Keeping in view the damage the Global North has done to the climate across the world, it is in all fitness of things that the Global South demands reparations as compensation for the devastation southern countries have been experiencing as a result of climate change. Facing the worst flooding disaster in its history, Pakistan is justified in putting forward its expectations for compensation from the rich countries who are mostly responsible for causing climate change. Federal Minister for Climate Change Sherry Rehman has said multiple times that Pakistan makes negligible contribution to global warming but has been among the most vulnerable to climate change. With the current floods claiming nearly 1,500 lives already, and causing economic damage worth billions of dollars, rich nations must be held accountable. They owe reparations to countries such as Pakistan for the consequences of climate change. Though it appears to be a long shot at the moment, if all developing countries put their voice together and are assertive, a time may come in the near future that the principles being invoked become fairly well-established.

There was a time – in a not-too-distant past – in which even decolonization seemed impossible; but the colonial powers had to accept the demands of their subjugated nations to withdraw from their colonies. Now this is a case of environmental jurisprudence that Pakistan should not be fighting on its own; the entire developing world must insist on setting up an international mechanism for financial compensation. Most of all the small island states, and countries such as Pakistan with one of the largest number of glaciers in the world need compensation for loss and damage that climate disasters are causing. Unfortunately, climate change negotiations held internationally have not paid much attention to this issue. There must be new platforms available to the affected countries to ask for justice.
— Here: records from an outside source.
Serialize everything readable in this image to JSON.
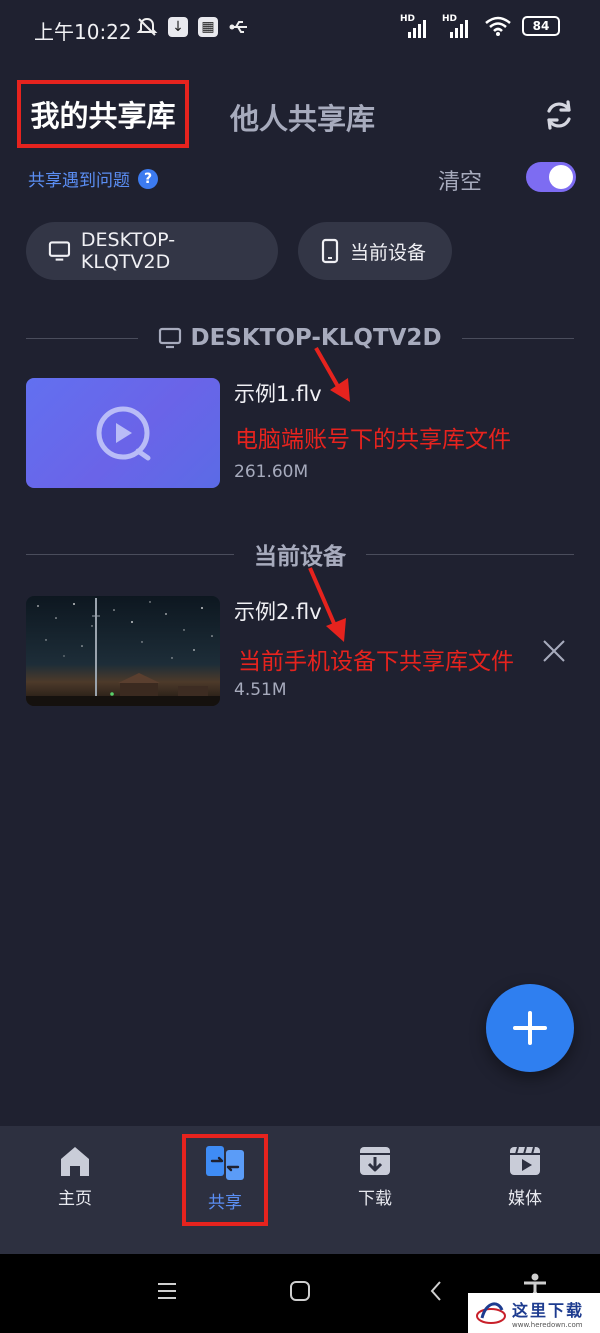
{
  "status_bar": {
    "time": "上午10:22",
    "battery": "84",
    "network_label": "HD"
  },
  "header": {
    "tab_mine": "我的共享库",
    "tab_others": "他人共享库"
  },
  "toolbar": {
    "problem_link": "共享遇到问题",
    "clear_label": "清空",
    "toggle_on": true
  },
  "chips": [
    {
      "label": "DESKTOP-KLQTV2D",
      "icon": "monitor-icon"
    },
    {
      "label": "当前设备",
      "icon": "phone-icon"
    }
  ],
  "sections": [
    {
      "title": "DESKTOP-KLQTV2D",
      "icon": "monitor-icon",
      "files": [
        {
          "name": "示例1.flv",
          "size": "261.60M",
          "annotation": "电脑端账号下的共享库文件"
        }
      ]
    },
    {
      "title": "当前设备",
      "files": [
        {
          "name": "示例2.flv",
          "size": "4.51M",
          "annotation": "当前手机设备下共享库文件"
        }
      ]
    }
  ],
  "bottom_nav": [
    {
      "label": "主页",
      "icon": "home-icon"
    },
    {
      "label": "共享",
      "icon": "share-icon",
      "active": true
    },
    {
      "label": "下载",
      "icon": "download-icon"
    },
    {
      "label": "媒体",
      "icon": "media-icon"
    }
  ],
  "colors": {
    "background": "#1f2130",
    "accent_blue": "#2f7ff0",
    "annotation_red": "#e6231e",
    "toggle_purple": "#7d6cf2"
  },
  "watermark": {
    "text": "这里下载",
    "url": "www.heredown.com"
  }
}
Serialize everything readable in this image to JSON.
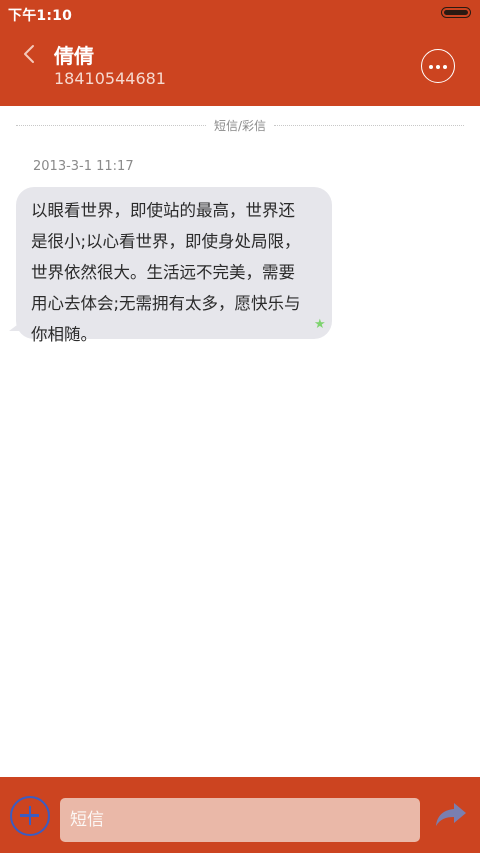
{
  "status_bar": {
    "time": "下午1:10"
  },
  "header": {
    "contact_name": "倩倩",
    "contact_number": "18410544681",
    "back_icon": "chevron-left-icon",
    "more_icon": "more-dots-icon"
  },
  "conversation": {
    "divider_label": "短信/彩信",
    "messages": [
      {
        "timestamp": "2013-3-1 11:17",
        "text": "以眼看世界，即使站的最高，世界还是很小;以心看世界，即使身处局限，世界依然很大。生活远不完美，需要用心去体会;无需拥有太多，愿快乐与你相随。",
        "status_icon": "star-icon"
      }
    ]
  },
  "composer": {
    "placeholder": "短信",
    "add_icon": "plus-circle-icon",
    "send_icon": "send-arrow-icon"
  },
  "colors": {
    "header_bg": "#cc4420",
    "bubble_bg": "#e6e6eb",
    "accent_blue": "#3b5cc2",
    "star_green": "#7ed36f"
  }
}
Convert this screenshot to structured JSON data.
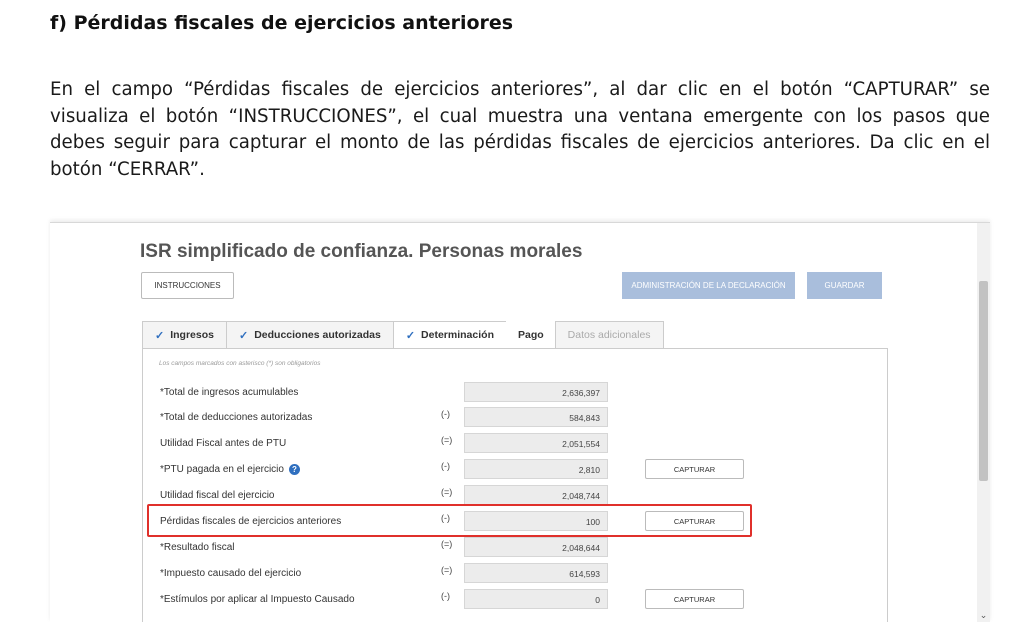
{
  "document": {
    "heading": "f) Pérdidas fiscales de ejercicios anteriores",
    "paragraph": "En el campo “Pérdidas fiscales de ejercicios anteriores”, al dar clic en el botón “CAPTURAR” se visualiza el botón “INSTRUCCIONES”, el cual muestra una ventana emergente con los pasos que debes seguir para capturar el monto de las pérdidas fiscales de ejercicios anteriores. Da clic en el botón “CERRAR”."
  },
  "form": {
    "title": "ISR simplificado de confianza. Personas morales",
    "instructions_button": "INSTRUCCIONES",
    "admin_button": "ADMINISTRACIÓN DE LA DECLARACIÓN",
    "save_button": "GUARDAR",
    "tabs": [
      {
        "label": "Ingresos",
        "checked": true,
        "state": "normal"
      },
      {
        "label": "Deducciones autorizadas",
        "checked": true,
        "state": "normal"
      },
      {
        "label": "Determinación",
        "checked": true,
        "state": "active"
      },
      {
        "label": "Pago",
        "checked": false,
        "state": "plain"
      },
      {
        "label": "Datos adicionales",
        "checked": false,
        "state": "dim"
      }
    ],
    "required_note": "Los campos marcados con asterisco (*) son obligatorios",
    "rows": [
      {
        "label": "*Total de ingresos acumulables",
        "op": "",
        "value": "2,636,397",
        "button": "",
        "help": false
      },
      {
        "label": "*Total de deducciones autorizadas",
        "op": "(-)",
        "value": "584,843",
        "button": "",
        "help": false
      },
      {
        "label": "Utilidad Fiscal antes de PTU",
        "op": "(=)",
        "value": "2,051,554",
        "button": "",
        "help": false
      },
      {
        "label": "*PTU pagada en el ejercicio",
        "op": "(-)",
        "value": "2,810",
        "button": "CAPTURAR",
        "help": true
      },
      {
        "label": "Utilidad fiscal del ejercicio",
        "op": "(=)",
        "value": "2,048,744",
        "button": "",
        "help": false
      },
      {
        "label": "Pérdidas fiscales de ejercicios anteriores",
        "op": "(-)",
        "value": "100",
        "button": "CAPTURAR",
        "help": false
      },
      {
        "label": "*Resultado fiscal",
        "op": "(=)",
        "value": "2,048,644",
        "button": "",
        "help": false
      },
      {
        "label": "*Impuesto causado del ejercicio",
        "op": "(=)",
        "value": "614,593",
        "button": "",
        "help": false
      },
      {
        "label": "*Estímulos por aplicar al Impuesto Causado",
        "op": "(-)",
        "value": "0",
        "button": "CAPTURAR",
        "help": false
      }
    ],
    "colors": {
      "highlight": "#e0302b",
      "accent": "#2f6fbf",
      "disabled_button": "#a9bedc"
    }
  }
}
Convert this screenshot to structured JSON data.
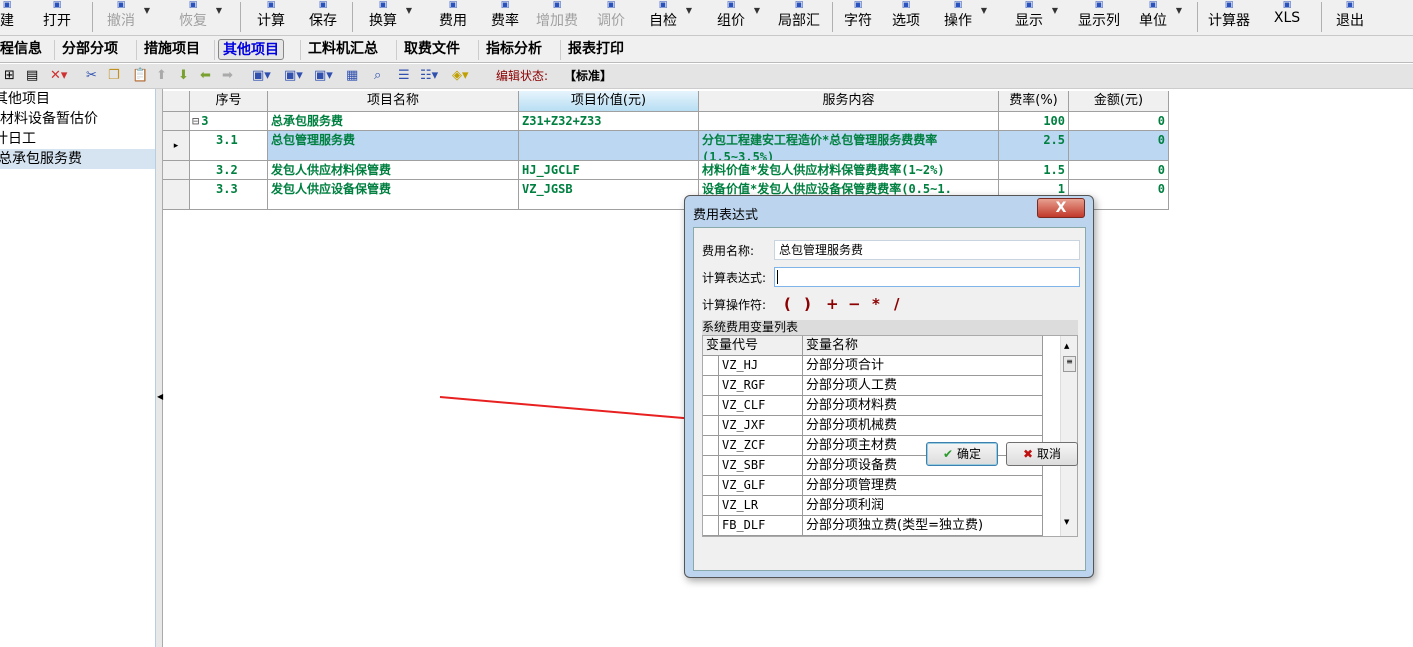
{
  "toolbar": {
    "items": [
      {
        "label": "建",
        "enabled": true
      },
      {
        "label": "打开",
        "enabled": true
      },
      {
        "label": "撤消",
        "enabled": false
      },
      {
        "label": "恢复",
        "enabled": false
      },
      {
        "label": "计算",
        "enabled": true
      },
      {
        "label": "保存",
        "enabled": true
      },
      {
        "label": "换算",
        "enabled": true
      },
      {
        "label": "费用",
        "enabled": true
      },
      {
        "label": "费率",
        "enabled": true
      },
      {
        "label": "增加费",
        "enabled": false
      },
      {
        "label": "调价",
        "enabled": false
      },
      {
        "label": "自检",
        "enabled": true
      },
      {
        "label": "组价",
        "enabled": true
      },
      {
        "label": "局部汇",
        "enabled": true
      },
      {
        "label": "字符",
        "enabled": true
      },
      {
        "label": "选项",
        "enabled": true
      },
      {
        "label": "操作",
        "enabled": true
      },
      {
        "label": "显示",
        "enabled": true
      },
      {
        "label": "显示列",
        "enabled": true
      },
      {
        "label": "单位",
        "enabled": true
      },
      {
        "label": "计算器",
        "enabled": true
      },
      {
        "label": "XLS",
        "enabled": true
      },
      {
        "label": "退出",
        "enabled": true
      }
    ]
  },
  "tabs": [
    "程信息",
    "分部分项",
    "措施项目",
    "其他项目",
    "工料机汇总",
    "取费文件",
    "指标分析",
    "报表打印"
  ],
  "active_tab": "其他项目",
  "edit_status": {
    "label": "编辑状态:",
    "value": "【标准】"
  },
  "tree": [
    "其他项目",
    "材料设备暂估价",
    "计日工",
    "总承包服务费"
  ],
  "grid": {
    "headers": [
      "序号",
      "项目名称",
      "项目价值(元)",
      "服务内容",
      "费率(%)",
      "金额(元)"
    ],
    "rows": [
      {
        "no": "3",
        "name": "总承包服务费",
        "value": "Z31+Z32+Z33",
        "service": "",
        "rate": "100",
        "amount": "0"
      },
      {
        "no": "3.1",
        "name": "总包管理服务费",
        "value": "",
        "service": "分包工程建安工程造价*总包管理服务费费率(1.5~3.5%)",
        "rate": "2.5",
        "amount": "0"
      },
      {
        "no": "3.2",
        "name": "发包人供应材料保管费",
        "value": "HJ_JGCLF",
        "service": "材料价值*发包人供应材料保管费费率(1~2%)",
        "rate": "1.5",
        "amount": "0"
      },
      {
        "no": "3.3",
        "name": "发包人供应设备保管费",
        "value": "VZ_JGSB",
        "service": "设备价值*发包人供应设备保管费费率(0.5~1.",
        "rate": "1",
        "amount": "0"
      }
    ]
  },
  "dialog": {
    "title": "费用表达式",
    "close": "X",
    "name_label": "费用名称:",
    "name_value": "总包管理服务费",
    "expr_label": "计算表达式:",
    "expr_value": "",
    "ops_label": "计算操作符:",
    "ops": [
      "(",
      ")",
      "+",
      "−",
      "*",
      "/"
    ],
    "list_title": "系统费用变量列表",
    "list_headers": [
      "变量代号",
      "变量名称"
    ],
    "vars": [
      [
        "VZ_HJ",
        "分部分项合计"
      ],
      [
        "VZ_RGF",
        "分部分项人工费"
      ],
      [
        "VZ_CLF",
        "分部分项材料费"
      ],
      [
        "VZ_JXF",
        "分部分项机械费"
      ],
      [
        "VZ_ZCF",
        "分部分项主材费"
      ],
      [
        "VZ_SBF",
        "分部分项设备费"
      ],
      [
        "VZ_GLF",
        "分部分项管理费"
      ],
      [
        "VZ_LR",
        "分部分项利润"
      ],
      [
        "FB_DLF",
        "分部分项独立费(类型=独立费)"
      ]
    ],
    "ok": "确定",
    "cancel": "取消"
  }
}
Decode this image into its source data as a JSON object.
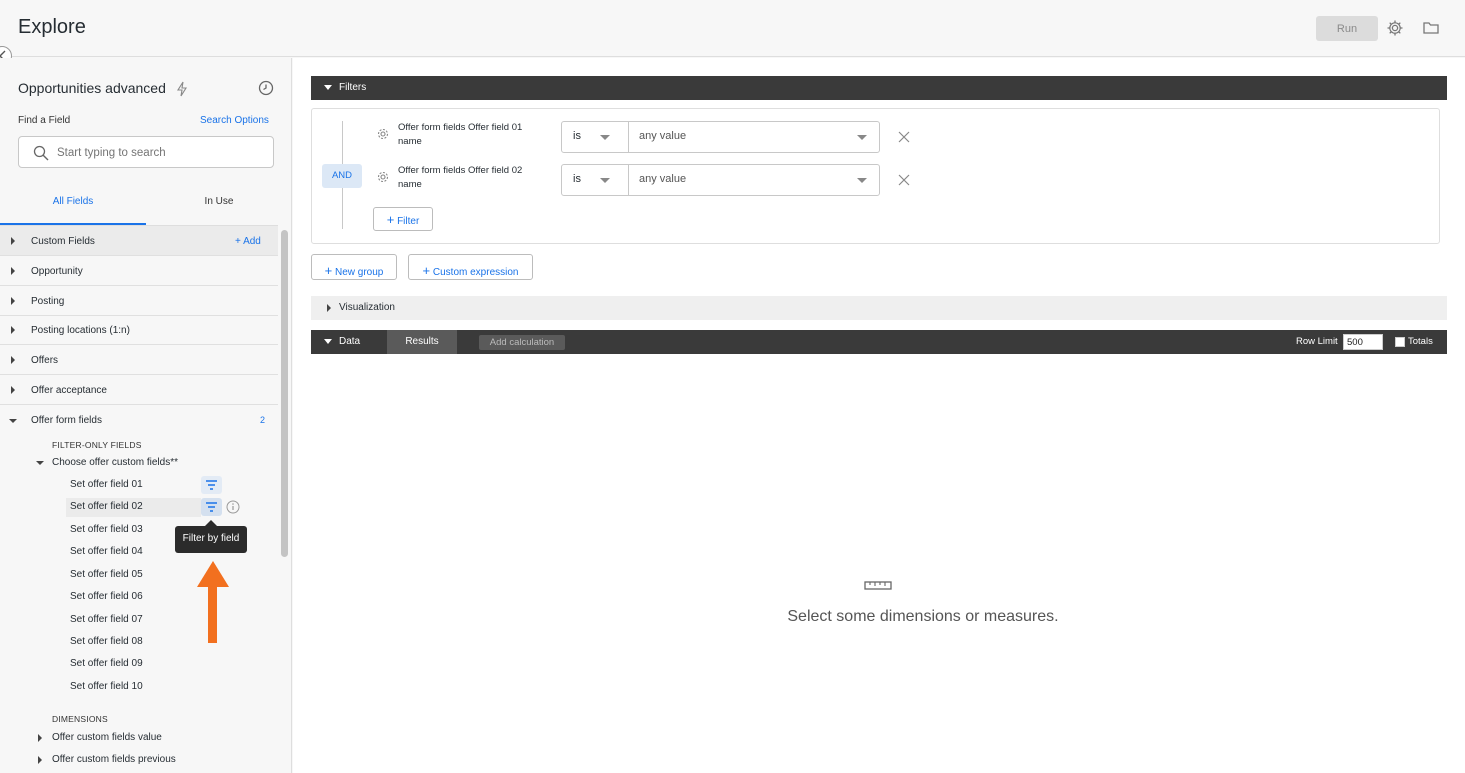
{
  "header": {
    "title": "Explore",
    "run_label": "Run"
  },
  "sidebar": {
    "model_name": "Opportunities advanced",
    "find_label": "Find a Field",
    "search_options_label": "Search Options",
    "search_placeholder": "Start typing to search",
    "tabs": [
      "All Fields",
      "In Use"
    ],
    "views": [
      {
        "label": "Custom Fields",
        "action": "+ Add"
      },
      {
        "label": "Opportunity"
      },
      {
        "label": "Posting"
      },
      {
        "label": "Posting locations (1:n)"
      },
      {
        "label": "Offers"
      },
      {
        "label": "Offer acceptance"
      },
      {
        "label": "Offer form fields",
        "count": "2"
      }
    ],
    "filter_only_label": "FILTER-ONLY FIELDS",
    "group_label": "Choose offer custom fields**",
    "leaf_fields": [
      "Set offer field 01",
      "Set offer field 02",
      "Set offer field 03",
      "Set offer field 04",
      "Set offer field 05",
      "Set offer field 06",
      "Set offer field 07",
      "Set offer field 08",
      "Set offer field 09",
      "Set offer field 10"
    ],
    "dimensions_label": "DIMENSIONS",
    "dimension_groups": [
      "Offer custom fields value",
      "Offer custom fields previous"
    ],
    "tooltip": "Filter by field"
  },
  "filters": {
    "section_label": "Filters",
    "logic": "AND",
    "conditions": [
      {
        "field": "Offer form fields Offer field 01 name",
        "operator": "is",
        "value": "any value"
      },
      {
        "field": "Offer form fields Offer field 02 name",
        "operator": "is",
        "value": "any value"
      }
    ],
    "add_filter_label": "Filter",
    "new_group_label": "New group",
    "custom_expression_label": "Custom expression"
  },
  "visualization": {
    "label": "Visualization"
  },
  "data": {
    "label": "Data",
    "results_tab": "Results",
    "add_calculation": "Add calculation",
    "row_limit_label": "Row Limit",
    "row_limit_value": "500",
    "totals_label": "Totals",
    "empty_message": "Select some dimensions or measures."
  },
  "colors": {
    "accent": "#1a73e8",
    "dark_bar": "#3a3a3a",
    "annotation_arrow": "#f2701f"
  }
}
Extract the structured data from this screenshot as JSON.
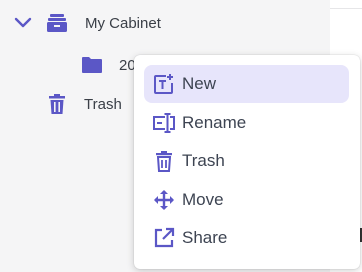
{
  "tree": {
    "root_label": "My Cabinet",
    "folder_label": "20",
    "trash_label": "Trash"
  },
  "context_menu": {
    "items": [
      {
        "label": "New",
        "icon": "new-text-icon"
      },
      {
        "label": "Rename",
        "icon": "rename-icon"
      },
      {
        "label": "Trash",
        "icon": "trash-icon"
      },
      {
        "label": "Move",
        "icon": "move-icon"
      },
      {
        "label": "Share",
        "icon": "share-icon"
      }
    ]
  },
  "colors": {
    "accent": "#5b57c6",
    "sidebar_bg": "#f5f5f6",
    "menu_active_bg": "#e7e5fb",
    "text": "#3d4452"
  }
}
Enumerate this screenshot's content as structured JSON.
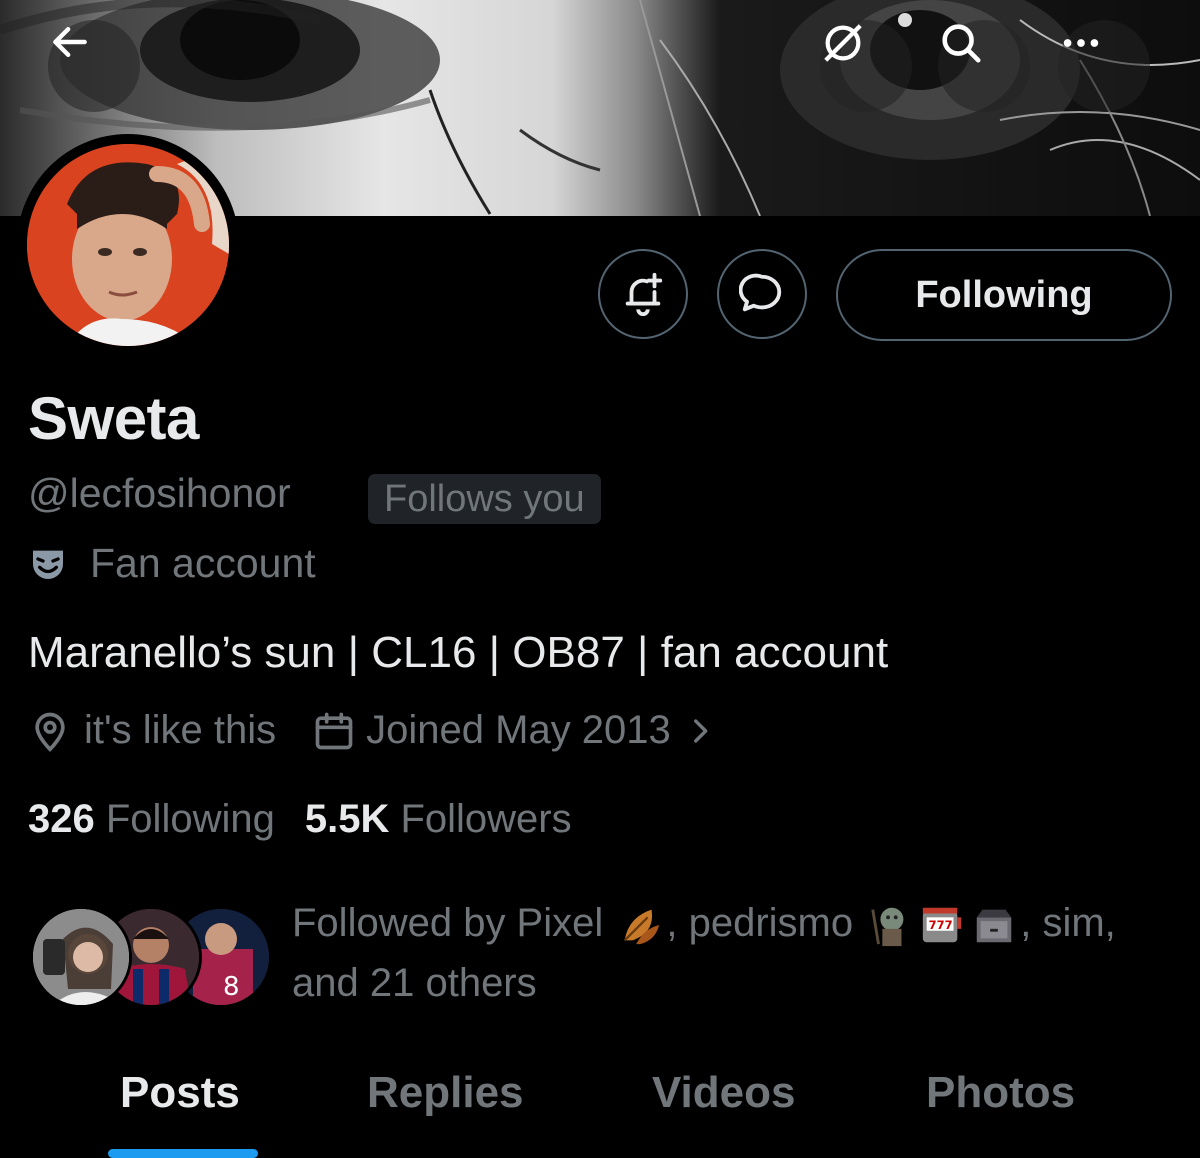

It is an accepted principle in national and international law that anyone who causes a certain damage is liable to pay the cost. Similarly, the polluters must pay for the cost of remedial action and also for compensating the victims of the damage. Greenhouse gas emissions have not taken place without any cause; the industrial revolution and the resultant age of rapid industrialization in the past two centuries have transformed the climate of the globe. Industrialized countries have contributed nearly two-thirds of all emissions since the turn of the 20th century. From Australia, Canada, and China to Europe, Japan, Russia, and the United States, all have inflicted irreparable damage to climate patterns. The developing countries all combined have contributed only a fraction of the total carbon dioxide in the atmosphere but have been paying the cost of a crime they never committed. Now they have no capacity to cope with the severity of the catastrophes they face. That’s why a demand for loss and damage compensation is entirely justified and must yield some results. On his visit to Pakistan, UN Secretary-General Antonio Guterres too has urged global financial institutions to create a new mechanism for countries like Pakistan to enable investment in climate resilience and sustainable infrastructure, instead of getting mired in debt repayment. These are the steps needed to save countries like ours from drowning due to the apathy and negligence of others.